Doesn't sound familiar? Clandestine parties, clandestine vaccine purchase, clandestine trade. Fractions that lose their name and come together in collectives that can defend the most barbaric, are merchants, businessmen, believers, specialists, representatives of a market with temperament that is terrified in the face of a judicial decision and omits in the face of death statistics. Journalism even tries to turn numbers into faces and names, but accounting is so high that it no longer fits in the stories.

The barbaric scenes described in Saramago's book (the quarantined relieve themselves anywhere, kill for no reason, rape only for the pleasure of power over others, eat the flesh of those who are dead, etc.) are no longer at a distance. very significant than what we can expect if, in fact, no extreme measures of removal of the incapable, summary closure of cities and effective social protection are not applied.

The Doctor's Wife, the central character of Saramago's plot because she is the only one he continues to see, describes a terrible scene of what the city has become. Putrified bodies in the middle of the street, a dirty city with feces, rats, garbage and urine. All together, including people who were still alive. At this point, the challenge is not to fight for a job, money or success, as the city is completely destroyed, but to find shelter, food and survival outside the asylum.

Again, doesn't it sound repeated? Scientist Miguel Nicolélis' harsh and desperate interview warns us that we are on the verge of a point of no return in which the pandemic will be joined by a crisis in the funeral system. In another excerpt from Saramago's work, one of the characters asks himself: “Why did we go blind, I don't know, maybe one day we'll get to know the reason, Do you want me to tell you what I think, Say, I don't think we're blind, I think that we are blind, Blind who see, Blind who, seeing, do not see.

The field of journalism and its existential engagement requires recognition, a reason for being. We can point out that among the reasons for the discursive contract of representation to work with the reading public and for the professional canons to constitute values ​​and premises that are shared and legitimized, one of these functions is to illuminate the truth. But does it still work in these times of disorder and post-truth? Furthermore, Cornu (1999, p. 116) warns us: “the truth is never absolute in its journalistic expression. […] [it has] the marks of ideology, politics, history.”

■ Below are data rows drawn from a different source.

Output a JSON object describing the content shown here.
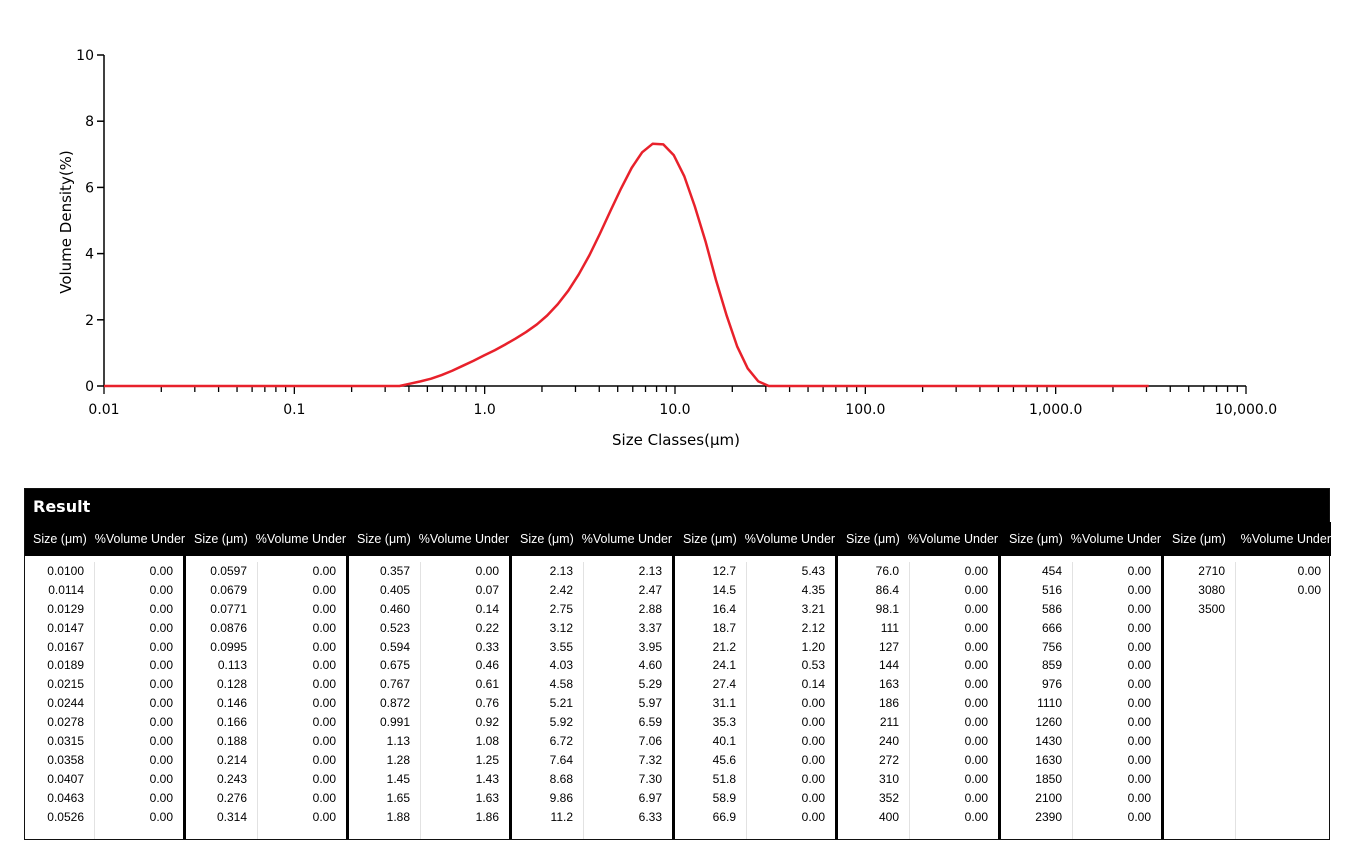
{
  "chart_data": {
    "type": "line",
    "xscale": "log",
    "xlim": [
      0.01,
      10000
    ],
    "ylim": [
      0,
      10
    ],
    "xlabel": "Size Classes(μm)",
    "ylabel": "Volume Density(%)",
    "xtick_labels": [
      "0.01",
      "0.1",
      "1.0",
      "10.0",
      "100.0",
      "1,000.0",
      "10,000.0"
    ],
    "yticks": [
      0,
      2,
      4,
      6,
      8,
      10
    ],
    "line_color": "#e8212b",
    "series": [
      {
        "x": [
          0.01,
          0.0114,
          0.0129,
          0.0147,
          0.0167,
          0.0189,
          0.0215,
          0.0244,
          0.0278,
          0.0315,
          0.0358,
          0.0407,
          0.0463,
          0.0526,
          0.0597,
          0.0679,
          0.0771,
          0.0876,
          0.0995,
          0.113,
          0.128,
          0.146,
          0.166,
          0.188,
          0.214,
          0.243,
          0.276,
          0.314,
          0.357,
          0.405,
          0.46,
          0.523,
          0.594,
          0.675,
          0.767,
          0.872,
          0.991,
          1.13,
          1.28,
          1.45,
          1.65,
          1.88,
          2.13,
          2.42,
          2.75,
          3.12,
          3.55,
          4.03,
          4.58,
          5.21,
          5.92,
          6.72,
          7.64,
          8.68,
          9.86,
          11.2,
          12.7,
          14.5,
          16.4,
          18.7,
          21.2,
          24.1,
          27.4,
          31.1,
          35.3,
          40.1,
          45.6,
          51.8,
          58.9,
          66.9,
          76.0,
          86.4,
          98.1,
          111,
          127,
          144,
          163,
          186,
          211,
          240,
          272,
          310,
          352,
          400,
          454,
          516,
          586,
          666,
          756,
          859,
          976,
          1110,
          1260,
          1430,
          1630,
          1850,
          2100,
          2390,
          2710,
          3080
        ],
        "y": [
          0,
          0,
          0,
          0,
          0,
          0,
          0,
          0,
          0,
          0,
          0,
          0,
          0,
          0,
          0,
          0,
          0,
          0,
          0,
          0,
          0,
          0,
          0,
          0,
          0,
          0,
          0,
          0,
          0.0,
          0.07,
          0.14,
          0.22,
          0.33,
          0.46,
          0.61,
          0.76,
          0.92,
          1.08,
          1.25,
          1.43,
          1.63,
          1.86,
          2.13,
          2.47,
          2.88,
          3.37,
          3.95,
          4.6,
          5.29,
          5.97,
          6.59,
          7.06,
          7.32,
          7.3,
          6.97,
          6.33,
          5.43,
          4.35,
          3.21,
          2.12,
          1.2,
          0.53,
          0.14,
          0,
          0,
          0,
          0,
          0,
          0,
          0,
          0,
          0,
          0,
          0,
          0,
          0,
          0,
          0,
          0,
          0,
          0,
          0,
          0,
          0,
          0,
          0,
          0,
          0,
          0,
          0,
          0,
          0,
          0,
          0,
          0,
          0,
          0,
          0,
          0,
          0
        ]
      }
    ]
  },
  "result": {
    "title": "Result",
    "size_header": "Size (μm)",
    "vol_header": "%Volume Under",
    "groups": [
      {
        "sizes": [
          "0.0100",
          "0.0114",
          "0.0129",
          "0.0147",
          "0.0167",
          "0.0189",
          "0.0215",
          "0.0244",
          "0.0278",
          "0.0315",
          "0.0358",
          "0.0407",
          "0.0463",
          "0.0526"
        ],
        "vols": [
          "0.00",
          "0.00",
          "0.00",
          "0.00",
          "0.00",
          "0.00",
          "0.00",
          "0.00",
          "0.00",
          "0.00",
          "0.00",
          "0.00",
          "0.00",
          "0.00"
        ]
      },
      {
        "sizes": [
          "0.0597",
          "0.0679",
          "0.0771",
          "0.0876",
          "0.0995",
          "0.113",
          "0.128",
          "0.146",
          "0.166",
          "0.188",
          "0.214",
          "0.243",
          "0.276",
          "0.314"
        ],
        "vols": [
          "0.00",
          "0.00",
          "0.00",
          "0.00",
          "0.00",
          "0.00",
          "0.00",
          "0.00",
          "0.00",
          "0.00",
          "0.00",
          "0.00",
          "0.00",
          "0.00"
        ]
      },
      {
        "sizes": [
          "0.357",
          "0.405",
          "0.460",
          "0.523",
          "0.594",
          "0.675",
          "0.767",
          "0.872",
          "0.991",
          "1.13",
          "1.28",
          "1.45",
          "1.65",
          "1.88"
        ],
        "vols": [
          "0.00",
          "0.07",
          "0.14",
          "0.22",
          "0.33",
          "0.46",
          "0.61",
          "0.76",
          "0.92",
          "1.08",
          "1.25",
          "1.43",
          "1.63",
          "1.86"
        ]
      },
      {
        "sizes": [
          "2.13",
          "2.42",
          "2.75",
          "3.12",
          "3.55",
          "4.03",
          "4.58",
          "5.21",
          "5.92",
          "6.72",
          "7.64",
          "8.68",
          "9.86",
          "11.2"
        ],
        "vols": [
          "2.13",
          "2.47",
          "2.88",
          "3.37",
          "3.95",
          "4.60",
          "5.29",
          "5.97",
          "6.59",
          "7.06",
          "7.32",
          "7.30",
          "6.97",
          "6.33"
        ]
      },
      {
        "sizes": [
          "12.7",
          "14.5",
          "16.4",
          "18.7",
          "21.2",
          "24.1",
          "27.4",
          "31.1",
          "35.3",
          "40.1",
          "45.6",
          "51.8",
          "58.9",
          "66.9"
        ],
        "vols": [
          "5.43",
          "4.35",
          "3.21",
          "2.12",
          "1.20",
          "0.53",
          "0.14",
          "0.00",
          "0.00",
          "0.00",
          "0.00",
          "0.00",
          "0.00",
          "0.00"
        ]
      },
      {
        "sizes": [
          "76.0",
          "86.4",
          "98.1",
          "111",
          "127",
          "144",
          "163",
          "186",
          "211",
          "240",
          "272",
          "310",
          "352",
          "400"
        ],
        "vols": [
          "0.00",
          "0.00",
          "0.00",
          "0.00",
          "0.00",
          "0.00",
          "0.00",
          "0.00",
          "0.00",
          "0.00",
          "0.00",
          "0.00",
          "0.00",
          "0.00"
        ]
      },
      {
        "sizes": [
          "454",
          "516",
          "586",
          "666",
          "756",
          "859",
          "976",
          "1110",
          "1260",
          "1430",
          "1630",
          "1850",
          "2100",
          "2390"
        ],
        "vols": [
          "0.00",
          "0.00",
          "0.00",
          "0.00",
          "0.00",
          "0.00",
          "0.00",
          "0.00",
          "0.00",
          "0.00",
          "0.00",
          "0.00",
          "0.00",
          "0.00"
        ]
      },
      {
        "sizes": [
          "2710",
          "3080",
          "3500"
        ],
        "vols": [
          "0.00",
          "0.00"
        ]
      }
    ]
  }
}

Newspapers forget that the light they pretended to be when they annihilated the sphere of politics may have blinded common sense and clouded the future. Today, they claim for themselves the role of interpreters of collective interests, acting as disinterested actors in the political game, but with the task of supervisory power, with a neutral and impartial posture of the facts and events they narrate, recommending good conduct, contrition and self-criticism to the too much In the name of false economic consensus and unconfessable market interests, they encouraged the breakdown, destroyed the coherence of democracy and now do not know how to regain influence to make it clear what awaits us right there, in the darkest corner of our history.

* Sandra Bitencourt, journalist, PhD in Communication and Information, is a researcher at the Núcleo de Comunicação Pública e Política (NUCOP) research group.

Reference


Daniel Cornu. Journalism and truth: towards an ethics of information. Lisbon: Piaget Institute, 1999.